Factorising Quadractics

[Davio]

Hey guys, how would I factorise something like 2p^2+5p+3? Using the quadractic formula will give me P, howver not the factorised product ie. (2p+3) and (p +1). Previously I used trial and error, is there a mathematical technique to do this?

 

[rocomath]

Well if you want to use the Quadratic formula, you simply need to know what your coefficients are. I'm not going to type the quad. form. bc you can find that in your book but your coefficients are:

a = 2
b = 5
c = 3

From there, just plug and chug.

 

[rocomath]

If you want to factor it rather than using the quadratic formula, this is how you would go about it.

You need 2 numbers that give you the product of positive 3. Well you obviously only have 2 choices: 1,3 - Also, if you have a positive constant/third-term, then you need either 2 positive numbers or 2 negative numbers.

Next, pay attention to the sign of your middle term: It is positive, so that means your 2 numbers must be positive.

Lastly, you need two numbers that give you the product of your first time: 1,2

Multiply diagonally and add the two numbers, check if it gives you 5. If not, reverse the number for only one of them and try again. Then multiply downwards to see if you get your first and second terms. From there, write it as a product.

Example: a^2+2ab+b^2

$$a \ \ \ b$$
$$a \ \ \ b$$

ab+ab=2ab - Middle term checks out!

$$(a+b)(a+b)$$

$$2 \ \ \ 1$$
$$1 \ \ \ 3$$

 

[cristo]

The way I would factorise that:

• I look at the number in front of the p^2 term.. since it is 2, this implies that the factors must be (2p & m)(p & n) (where & denotes + or - to be decided)
• The last sign is positive, thus the signs in the brackets are either both + or both -
• The middle sign is positive, thus both signs in the brackets are +; we have (2p +m)(p +n)
• Now, you want numbers (n,m) such that mxn=3 and 2n+m=5; the former expression gives us a choice of (3,1) and the latter fixes n=1, m=3

 

[Davio]

Thanks for the replies guys

The way I would factorise that:

• I look at the number in front of the p^2 term.. since it is 2, this implies that the factors must be (2p & m)(p & n) (where & denotes + or - to be decided)
• The last sign is positive, thus the signs in the brackets are either both + or both -
• The middle sign is positive, thus both signs in the brackets are +; we have (2p +m)(p +n)
• Now, you want numbers (n,m) such that mxn=3 and 2n+m=5; the former expression gives us a choice of (3,1) and the latter fixes n=1, m=3

Ah I'll try that, that looks like what I'm looking for, *goes off and factorises things*

 

[cristo]

No worries! I've moved to homework, since it fits in here better!

 

[kenewbie]

I just wanted to add that you can use the quadratic formula to factorize as well, in case you didn't know that.

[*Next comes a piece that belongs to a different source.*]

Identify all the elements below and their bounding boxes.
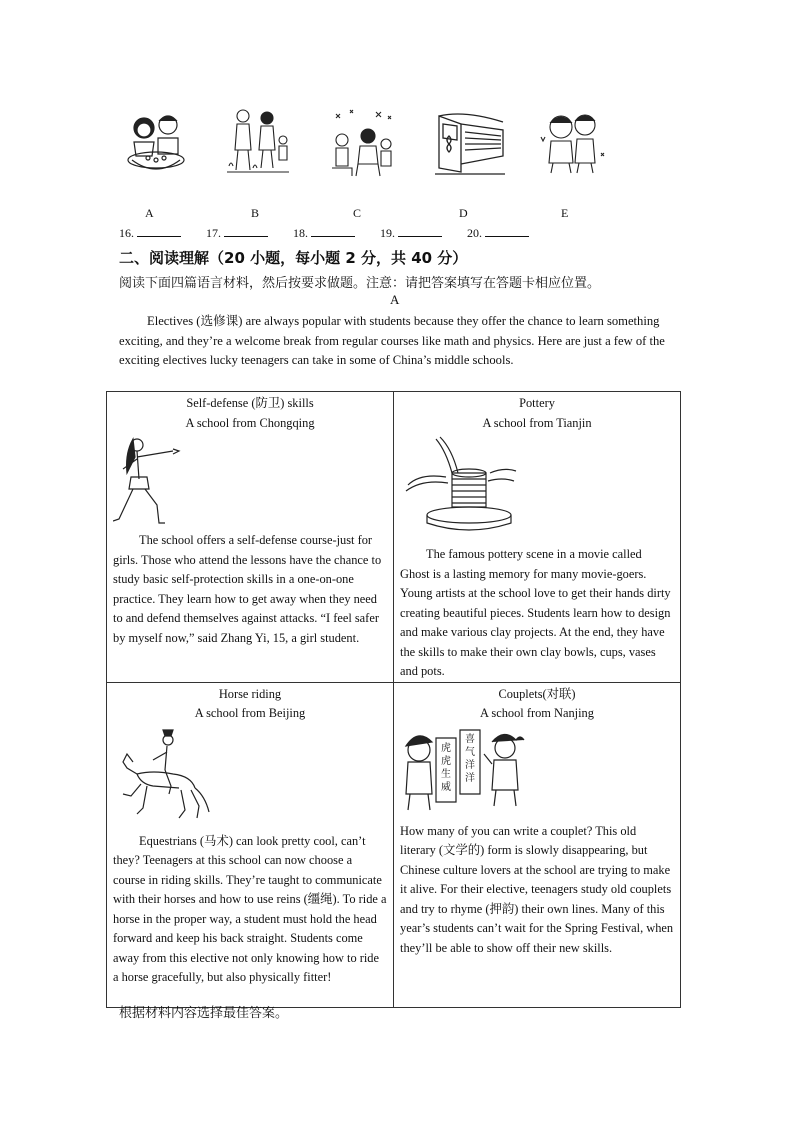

Once you have P the factors become (p-root1)(p-root2) or (p-root1)^2 if there is just one.

k

 

[HallsofIvy]

In this particular problem, the quadratic formula gives root1= -1, root2= -3/2. As kenewbie said, we can use (p- root1) and (p- root2) or, in this case, (p+1) and (p+ 3/2) as factors. Because 2p²+ 5p+ 3 has "2" multiplying p², you will also need to multiply by 2: 2p²+ 5p+ 3= 2(p+1)(p+ 3/2)= (p+1)(2p+3).

If the the polynomial does NOT have factors with integer coefficients, you can still use the quadratic formula to factor. For example, the quadratic formula gives $-1/2+ i\sqrt{3}/2$ and $-1/2- i\sqrt{3}/2$ as roots of p²+ p+ 1= 0 so it can be factored as $(p+ 1/2- i\sqrt{3})(p+ 1/2+ i\sqrt{3})$.